Des solutions de stockage qui ont fait leur preuve
Et d’autres projets ambitieux se développent un peu partout. En Guyane, EDF a mis en service Toucan, une centrale solaire innovante avec stockage. Les 55 000 panneaux solaires de cette centrale (5 MWc de puissance cumulée) sont reliés à un système de stockage de 4,5 MWh. Cela rend la centrale capable de stocker un tiers de l’énergie produite pendant trois heures. En alliant un système de stockage à celui de la production, Toucan constitue une des premières réponses à la problématique de l’intermittence des énergies renouvelables.
La première centrale éolienne avec stockage de France a pour sa part été inaugurée en 2016 à Capesterre-de-Marie-Galante, dans le département de la Guadeloupe. D’une puissance de 2,5 MW, cette première centrale éolienne avec stockage dispose d’un ensemble de batteries lithium-ion, permettant de faire face à l’intermittence de la production éolienne tout en ajustant la fourniture d’électricité aux besoins de l’île.
A la Réunion, EDF a installé une station solaire innovante, associant production d’électricité et stockage d’énergie avec batteries à hydrogène, une grande première.

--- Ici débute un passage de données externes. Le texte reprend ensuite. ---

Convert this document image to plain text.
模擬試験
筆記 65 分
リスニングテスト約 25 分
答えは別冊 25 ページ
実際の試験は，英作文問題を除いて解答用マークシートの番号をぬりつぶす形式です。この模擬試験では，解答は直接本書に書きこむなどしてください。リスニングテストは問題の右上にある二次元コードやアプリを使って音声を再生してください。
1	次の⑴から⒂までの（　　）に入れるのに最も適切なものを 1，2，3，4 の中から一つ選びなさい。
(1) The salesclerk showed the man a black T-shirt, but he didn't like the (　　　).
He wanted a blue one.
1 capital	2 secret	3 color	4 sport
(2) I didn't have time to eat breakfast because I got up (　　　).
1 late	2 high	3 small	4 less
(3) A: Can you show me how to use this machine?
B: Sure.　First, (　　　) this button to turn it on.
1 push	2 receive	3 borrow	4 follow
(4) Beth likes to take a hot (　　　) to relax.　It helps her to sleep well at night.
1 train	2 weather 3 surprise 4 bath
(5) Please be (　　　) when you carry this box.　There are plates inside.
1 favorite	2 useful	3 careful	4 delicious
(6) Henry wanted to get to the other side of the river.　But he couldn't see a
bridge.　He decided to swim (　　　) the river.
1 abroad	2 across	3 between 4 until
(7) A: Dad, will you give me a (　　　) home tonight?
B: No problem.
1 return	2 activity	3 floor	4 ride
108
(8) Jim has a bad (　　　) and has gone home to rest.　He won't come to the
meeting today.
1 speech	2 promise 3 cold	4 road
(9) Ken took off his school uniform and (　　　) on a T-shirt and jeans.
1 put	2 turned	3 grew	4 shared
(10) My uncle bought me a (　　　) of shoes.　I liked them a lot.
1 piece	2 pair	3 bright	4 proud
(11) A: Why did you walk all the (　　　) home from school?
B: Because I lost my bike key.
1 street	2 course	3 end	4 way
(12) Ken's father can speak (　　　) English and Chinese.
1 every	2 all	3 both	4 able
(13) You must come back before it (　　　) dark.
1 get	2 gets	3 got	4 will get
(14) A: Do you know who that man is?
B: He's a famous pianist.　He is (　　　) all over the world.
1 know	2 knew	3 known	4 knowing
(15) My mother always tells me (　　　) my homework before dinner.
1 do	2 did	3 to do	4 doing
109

Pendant les périodes de faible consommation d’électricité, un électrolyseur intermittent décompose de l’eau en oxygène et en hydrogène. Cet hydrogène est ensuite comprimé, liquéfié ou stocké sous forme d’hydrure métallique.
Actuellement, seuls deux bâtiments possèdent un tel système de stockage. Le premier, une installation isolée dans les Alpes, n’est pour l’instant qu’expérimental. D’où l’importance de l’installation réunionnaise, qui permet d’alimenter les utilisateurs en continu en évitant l’usage du groupe électrogène et de l’essence.
Alors que la capacité de stockage d’énergie devrait tripler d’ici à 2020 selon un récent rapport du cabinet Clean Horizon Consulting, ces innovations pourraient s’avérer décisives pour la conception du système énergétique français de demain, dans les territoires ultramarins comme en métropole. Elles devraient également étendre l’influence régionale de l’Outre-mer, en lui permettant de contribuer à la diffusion technologique et aux échanges d’expériences vers les pays voisins.